I ABSOLUTELY HATE IT AND THE PROCESS THAT IT HAS BECOME!
Don't get me wrong, I understand that people want to make money. So posting the game and being the FIRST to do so draws people to view your page, blogs and videos and can make you and the product popular. But at what cost? It can ruin the experience of the game before you've even had a chance to play it for EVERYONE that happens across it. Today, there's are millions of people that simply enjoy watching other people play games, so it's not unlikely that the entire play through is available to watch on someone's channel. Reviews by a few individuals and negative feedback by consumers can damage a good product before it's even had a chance to be fairly experienced, and since everyone's tastes in games are different, you will ALWAYS get those who don't like your game and will post something about it. While I could talk about this forever, being a developer really makes me not like the way things have changed over the years... and not like how people can have so much of a negative impact on the gaming industry, mostly because I feel like people don't understand how much work and money goes into making games and how easy it is to damage a company's reputation when thoughtless remarks about them or their games are made.
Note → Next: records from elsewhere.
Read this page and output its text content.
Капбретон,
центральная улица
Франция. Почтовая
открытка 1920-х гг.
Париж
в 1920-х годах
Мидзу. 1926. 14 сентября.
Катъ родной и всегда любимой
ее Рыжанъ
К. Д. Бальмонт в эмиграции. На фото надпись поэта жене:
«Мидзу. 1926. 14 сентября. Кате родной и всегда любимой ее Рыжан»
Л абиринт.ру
When people used to play NES games, you'd rent or buy a game for $55 bucks hoping you'd enjoy the time you'd spend with it. You experienced it without someone else's views tainting your experience (unless you subscribed to Nintendo Power), and enjoyed it for what it was. These days, the endless ceiling of expectation is enormous and not all developers can be the next best AAA title, and certainly not have the money, manpower or even necessarily the skill or ability to get the best artists to make their game.
The gaming community is a hard place to be these days.
It's been March of 2016 since Panda was released for the Nintendo 3DS, and I gotta say it feels damn good to be working on another project that I feel passionate about.
The process of working on our 1st title was stressful in many ways because we were learning not only about the process of making the game, but in how to network, how to work with close friends and co-workers and how to market oneself as a legitimate presence in the gaming community. Something I would stress the importance of is choosing wisely with who you decide to partner and work with because it can lessen the quality of your game, and it can make your life quite difficult if you can't manage to share the weight evenly among everyone involved.
Although their process for developers has changed and been updated a great deal since the release of our game, learning how to publish for Nintendo was another nightmare I don't care to relive, which has lead me to believe it's better to publish on another platform. Dealing with the foreign aspect of simply creating the required Nintendo eManual has taught me that Japan relies on old information and processes in order to make their games. I can understand why the industry considers them falling behind the rest of the world in terms of game development.
Kickstarter brought along it's own problems, especially when it came to time management. Having to change focus from game development to simply create posters, tee-shirts and other rewards only served to slow the process down. Although I suppose now that I've had years to reflect... I'd probably consider it again, but would definitely refine the process and build up to the actual "release" on Kickstarter allowing people to be aware of the project before hand.
That's my rant for today. Just needed to throw this out into the void.